Tuesday, January 29, 2013

Average 4-year Recruiting Rankings and WL%

To follow up on my last post about recruiting, I dug into Scout.com's historical recruiting rankings and pulled some interesting stuff out of the data.

First of all, when I do the same correlation computations that I wrote about in my previous post on all NCAA teams I find that no average or single year has a correlation coefficient of greater than .36.  This means that recruiting rankings alone are poorly correlated to season win percentage.  So, I'm abandoning my hopes of an expanded season model.

One thing you can do, without interpreting or extrapolating the data, is compute the probability, given a 4-year Scout recruiting rank average, of a team finishing with a particular season W/L percentage.
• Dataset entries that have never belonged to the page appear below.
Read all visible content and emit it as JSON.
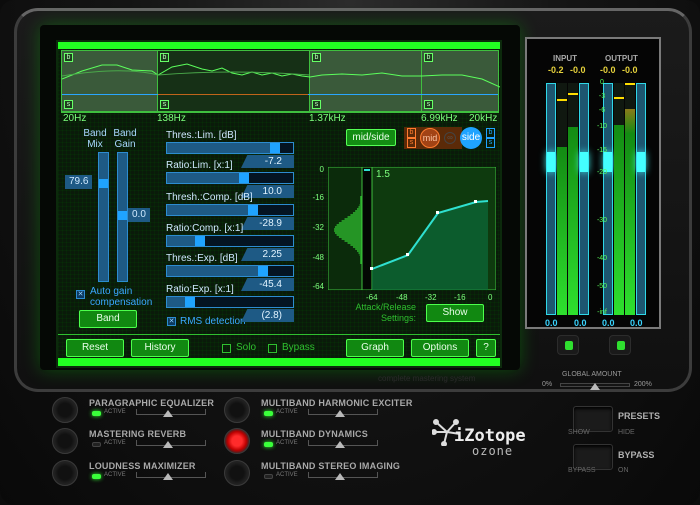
{
  "app": {
    "name": "iZotope Ozone",
    "tagline": "complete mastering system"
  },
  "spectrum": {
    "bands": [
      {
        "id": 1,
        "solo": "s",
        "bypass": "b",
        "active": false
      },
      {
        "id": 2,
        "solo": "s",
        "bypass": "b",
        "active": true
      },
      {
        "id": 3,
        "solo": "s",
        "bypass": "b",
        "active": false
      },
      {
        "id": 4,
        "solo": "s",
        "bypass": "b",
        "active": false
      }
    ],
    "freq_labels": [
      "20Hz",
      "138Hz",
      "1.37kHz",
      "6.99kHz",
      "20kHz"
    ]
  },
  "mid_side": {
    "button": "mid/side",
    "mid": "mid",
    "side": "side",
    "link_icon": "link-icon",
    "b": "b",
    "s": "s"
  },
  "band_controls": {
    "band_mix_label": "Band Mix",
    "band_gain_label": "Band Gain",
    "band_mix_value": "79.6",
    "band_gain_value": "0.0",
    "band_mix_level": 0.796,
    "auto_gain_label": "Auto gain compensation",
    "auto_gain_checked": true,
    "band_button": "Band"
  },
  "dynamics": [
    {
      "label": "Thres.:Lim. [dB]",
      "value": "-7.2",
      "fill": 0.9
    },
    {
      "label": "Ratio:Lim. [x:1]",
      "value": "10.0",
      "fill": 0.65
    },
    {
      "label": "Thresh.:Comp. [dB]",
      "value": "-28.9",
      "fill": 0.72
    },
    {
      "label": "Ratio:Comp. [x:1]",
      "value": "2.25",
      "fill": 0.3
    },
    {
      "label": "Thres.:Exp. [dB]",
      "value": "-45.4",
      "fill": 0.8
    },
    {
      "label": "Ratio:Exp. [x:1]",
      "value": "(2.8)",
      "fill": 0.22
    }
  ],
  "rms_detection": {
    "label": "RMS detection",
    "checked": true
  },
  "graph": {
    "y_ticks": [
      "0",
      "-16",
      "-32",
      "-48",
      "-64"
    ],
    "x_ticks": [
      "-64",
      "-48",
      "-32",
      "-16",
      "0"
    ],
    "ratio_readout": "1.5",
    "attack_release_label": "Attack/Release Settings:",
    "show_button": "Show"
  },
  "bottom_bar": {
    "reset": "Reset",
    "history": "History",
    "solo": "Solo",
    "bypass": "Bypass",
    "graph": "Graph",
    "options": "Options",
    "help": "?"
  },
  "meters": {
    "input_label": "INPUT",
    "output_label": "OUTPUT",
    "input_peaks": [
      "-0.2",
      "-0.0"
    ],
    "output_peaks": [
      "-0.0",
      "-0.0"
    ],
    "scale": [
      "0",
      "-3",
      "-6",
      "-10",
      "-15",
      "-20",
      "-30",
      "-40",
      "-50",
      "-inf"
    ],
    "readouts": [
      "0.0",
      "0.0",
      "0.0",
      "0.0"
    ],
    "global_amount_label": "GLOBAL AMOUNT",
    "global_min": "0%",
    "global_max": "200%"
  },
  "modules": [
    {
      "name": "PARAGRAPHIC EQUALIZER",
      "active_label": "ACTIVE",
      "active": true,
      "selected": false
    },
    {
      "name": "MASTERING REVERB",
      "active_label": "ACTIVE",
      "active": false,
      "selected": false
    },
    {
      "name": "LOUDNESS MAXIMIZER",
      "active_label": "ACTIVE",
      "active": true,
      "selected": false
    },
    {
      "name": "MULTIBAND HARMONIC EXCITER",
      "active_label": "ACTIVE",
      "active": true,
      "selected": false
    },
    {
      "name": "MULTIBAND DYNAMICS",
      "active_label": "ACTIVE",
      "active": true,
      "selected": true
    },
    {
      "name": "MULTIBAND STEREO IMAGING",
      "active_label": "ACTIVE",
      "active": false,
      "selected": false
    }
  ],
  "logo": {
    "brand": "iZotope",
    "product": "ozone"
  },
  "switches": {
    "presets": {
      "label": "PRESETS",
      "left": "SHOW",
      "right": "HIDE"
    },
    "bypass": {
      "label": "BYPASS",
      "left": "BYPASS",
      "right": "ON"
    }
  }
}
For example, for the 2005-2012 seasons, there were 56 seasons in which the Scout.com 4-year average was between 1 and 10.  11 of 56 (19.6%) resulted in a season with a WL% of > 90%.  This is reflected in the upper left corner of the probability matrix.


Figure 1

To show the most relative probability of a given season WL%, I color coded the rows with the most likely season WL% as darkest green and the least likely WL% as the darkest red.  One thing that jumps out at me is that a team is most likely to have a fairly average (between .41 and .70) WL% regardless of recruiting.  This is shown by the dominance of green in the center of the chart.  The chart does show that a very high recruiting average increases the likelihood of a very successful season and the likelihood that a very low recruiting average increases the likelihood of a low WL%


So, where did NU's recruiting averages end up?
 
NU's 4-year averages are shown in Figure 2:


Figure 2















Those averages, plotted on the chart in Figure 1, look like this:

Figure 3

Other than 2007, AKA "The Season That Shall Not Be Recalled", NU's recruiting and WL% has formed a fairly tight shot group.  The conclusion that I draw from this is that NU has actually slightly outperformed what the probabilities would predict; based on their average recruiting ranking.

At the risk of assuming the role of Major Obvious, if NU is going to make the jump into elite status (which I would consider a WL% of >80%), NU's recruiting has to be improved and that improvement needs to be sustained over a long period of time.  If NU's Scout.com 4-year average can move into the 1-10 group, there is 40% probability that NU's WL% will be >80%.  If it continues to average about 26 the probability of an elite season is <10%, and the probability of competing for a National Championship is close to 0. 

Taking each team's actual end of season WL% and dividing it by the expected WL% for that recruiting group, I can identify teams that over/underperformed that year...at as far a their recruiting ranking would predict.

For the Big 10, sorted by over to under performing over the entire period, it looks like this:




It looks to me like NU has, as I mentioned above, slightly outperformed what would be expected of their recruiting classes.  MSU's and NWU's recent successes show up clearly as well.  Michigan's average is pulled down by it's lousy 2008 and 2009 seasons.